KİMLER TALEP EDEBİLİR? Türk Medeni Kanunu’nun 329. Maddesi; “Küçüğe fiilen bakan ana veya baba, diğerine karşı çocuk adına nafaka davası açabilir. Ayırt etme gücüne sahip olmayan küçük için gereken hâllerde nafaka davası, atanacak kayyım veya vasi tarafından da açılabilir. Ayırt etme gücüne sahip olan küçük de nafaka davası açabilir.”
YARDIM NAFAKASI
TMK m.364’e göre, Yardım nafakası, yoksulluğa düşecek alt soy, üst soy ve kardeşlere talep halinde verilen nafaka türüdür. Dava tarihinden itibaren bağlanır. İhtiyaç sahibi aile fertlerini koruma amacıyla düzenlenen bu nafakayla, ekonomik durumu el veren aile ferdinden, bakım ve diğer ihtiyaçlarını karşılamak amacıyla istenir.
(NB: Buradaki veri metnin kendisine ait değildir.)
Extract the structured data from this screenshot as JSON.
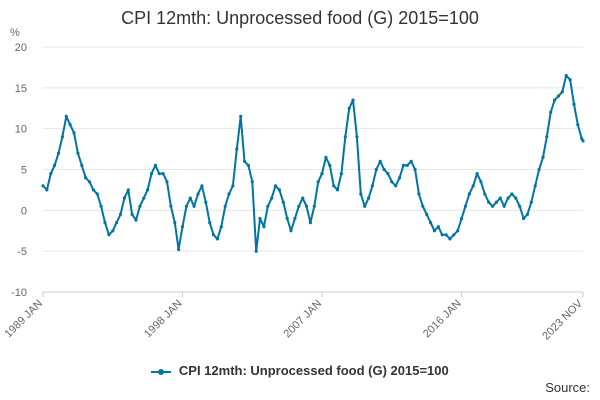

Mirastaki sıra cetveline göre talep edilen bu nafakada, örneğin nafaka isteyen, alt soydan nafaka talep etme hakkına sahipken, kardeşlerine bu talebi yöneltemez. Altsoyu söz konusu değilse kardeşlerine başvurabilir.
NAFAKA BORCU YERİNE GETİRİLMEZSE NE OLUR?
Kanun koyucu, nafakanın tahsili için özel hükümler ihdas ederek nafakanın tahsilini kolaylaştırmayı amaçlamıştır. Aşağıda bunları karşılaştırmalı olarak inceleyeceğiz.
**Mahkeme ilamları, 10 yıllık zamanaşımı süresine tabidir. 10 yıl geçtikten sonra ilam dayanak yapılarak işlem yapılamaz. Ancak nafaka ve çeşitleri hakkında verilen ilamlarlar, bu kuralın istisnasını oluşturmaktadır. Nafakaya ilişkin mahkeme kararının üzerinden 10 yıl geçse de, geçerlidir. Ancak bu durumda, ilam zamanaşımına uğramasa bile nafaka alacakları zamanaşımına uğrayacaktır.
**Nafakanın, nafaka yükümlüsü eş tarafından yerine getirilmemesi ihtimalinde nafaka alacaklısı olan eş, diğer eş aleyhine icra takibi gerçekleştirip nafakanın tahsilini sağlayabilir. Nafaka ve çeşitleri borcunun İİK kapsamında özelliği ve imtiyazlı alacak oluşturması dolayısıyla da diğer adi alacaklara kıyasla tahsili, ilk sıralarda gerçekleştirilecektir. (Birikmiş nafaka alacağı bunun istisnası olup, diğer adi alacaklar gibi sıraya girmektedir.)
Yani nafaka alacaklısı, İcra İflas Kanununa göre düzenlenecek sıra cetvelinde, 1. Sıra alacaklar arasında yer almaktadır. Dolayısıyla borçlunun malvarlığı icra yoluyla satılırsa, nafaka alacağı satış parasından öncelikle ödenecektir.
**İcra İflas Kanunu m.344’e göre, nafakaya ilişkin mahkeme kararlarını yerine getirmeyen nafaka borçlusu, şikayet üzerine 3 aya kadar tazyik hapsi ile cezalandırılır.
**Diğer adi alacaklarda borçlunun muvafakat etmemesi durumunda ancak maaşın 1/4’ine haciz konulmaktadır. Oysa nafaka alacaklarında aylık nafaka miktarının tamamı için borçlunun muvafakati aranmadan maaşa haciz konulmaktadır.Böylece maaş haczinde, aylık nafaka miktarının tamamı, miktarına bakılmaksızın borçlunun maaşından kesilerek öncelikle ödenecektir. Başkaca hacizler söz konusu olsa bile, aylık nafakanın tamamı maaştan kesilerek, nafaka alacaklısına öncelikle ödenir. (Birikmiş nafaka alacağı bunun istisnası olup, maaş haczi kesintisinde, diğer adi alacaklarla birlikte sıraya girer.)
**Nafaka alacağında, emekli maaşına da haciz konulabilmektedir.